Should the U.S. raise or lower federal fund rates based on the current econom? Explain why...

Should the U.S. raise or lower federal fund rates based on the current econom? Explain why in detail and give real life reasons and consequences. (Two paragraphs minimum)

Solutions

Expert Solution

Federal Fund rate refers to the rate at which banks lend the Federal Reserve funds to other banks on the basis of credit scores. This rate is an instrument of monetary policy which is directly used to control inflation, unemployment and the exchange rate. During the recession in 2008, USA had kept its Fed Fund rate close to zero. Banks were required to maintain lower reserves and lend out larger amounts of money.
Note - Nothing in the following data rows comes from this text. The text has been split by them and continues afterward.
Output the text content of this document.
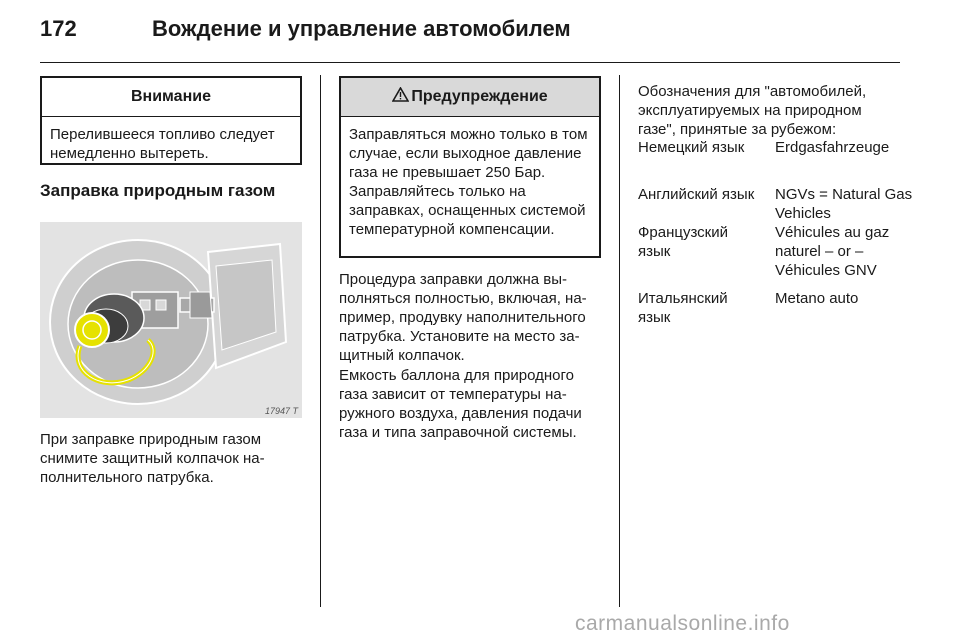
172	Вождение и управление автомобилем
Внимание
Перелившееся топливо следует немедленно вытереть.
Заправка природным газом
17947 T

При заправке природным газом снимите защитный колпачок наполнительного патрубка.

Предупреждение
Заправляться можно только в том случае, если выходное давление газа не превышает 250 Бар. Заправляйтесь только на заправках, оснащенных системой температурной компенсации.

Процедура заправки должна выполняться полностью, включая, например, продувку наполнительного патрубка. Установите на место защитный колпачок.

Емкость баллона для природного газа зависит от температуры наружного воздуха, давления подачи газа и типа заправочной системы.

Обозначения для "автомобилей, эксплуатируемых на природном газе", принятые за рубежом:

Немецкий язык	Erdgasfahrzeuge
Английский язык NGVs = Natural Gas Vehicles
Французский язык
Véhicules au gaz naturel – or – Véhicules GNV
Итальянский язык
Metano auto
carmanualsonline.info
This made borrowing among banks easier, and also reduced rates at which banks lent to third parties. An increase in borrowing led to an increase in liquidity and subsequently an increase in purchasing power and demand. This is an example of expansionary monetary policy which gave the economy a push to come out of recession by increasing investments and demand further up.   

However, the bad phase has become history for USA and as the economy went on to the path of recovery, Federal Fund rates were steadily increased. An increase in the Federal Fund Rate also increases other related rates (e.g. prime rate) through spill over effects and the optimal federal fund rate helps in achieving stable prices with maximum employment of resources. A hike in Federal Fund Rates is necessary because, if the expansionary monetary policy goes out of hand and works in periods beyond the recession then there is a chance of inflation above the required level. An increase in Federal Fund Rate also helped in appreciating the US Dollar steadily.

This steady increase in the Federal Fund Rate (and thus other rates) is a sign of a healthy economy. Over the years, jobs have been created and unemployment has reduced significantly. Labour market conditions have improved and simultaneously the purchasing power of citizens has increased. Thus, a tighter and firmer monetary policy is required to come into play and Federal Fund Rates should be increased further to encourage contractionary monetary policy. A check on consumer spending is necessary to avoid demand pull inflation. Currently the US economy is moderately strong but has signs of inflation. Hints should be taken from the current US economic condition to keep the increasing price level under check. This can be done by reducing the amount of money in circulation in the economy. When the Federal Fund Rate increases, then the cost of borrowing for banks increases. Banks find it less profitable to lend out too much money such that their reserves dip below the new higher requirements and they end up borrowing from other banks. Ripple effects are seen in the foreign exchange market where the Dollar’s value has strengthened and the currency has appreciated.

However, this policy of increasing the Federal Fund Rate to tame inflation is an effective monetary policy only when done in the right amount. Fed Fund Rate has been increasing steadily since the end of 2015 and care should be taken to not make this hike very swift or very steep. The rate of growth of Federal Reserve Rate should now be lowered and the gap at which this rate is increased should be increased. If not carefully kept under check, a largely contractionary monetary policy through increasing Federal Fund Rates and tightening money supply would slow the US economy down way too much.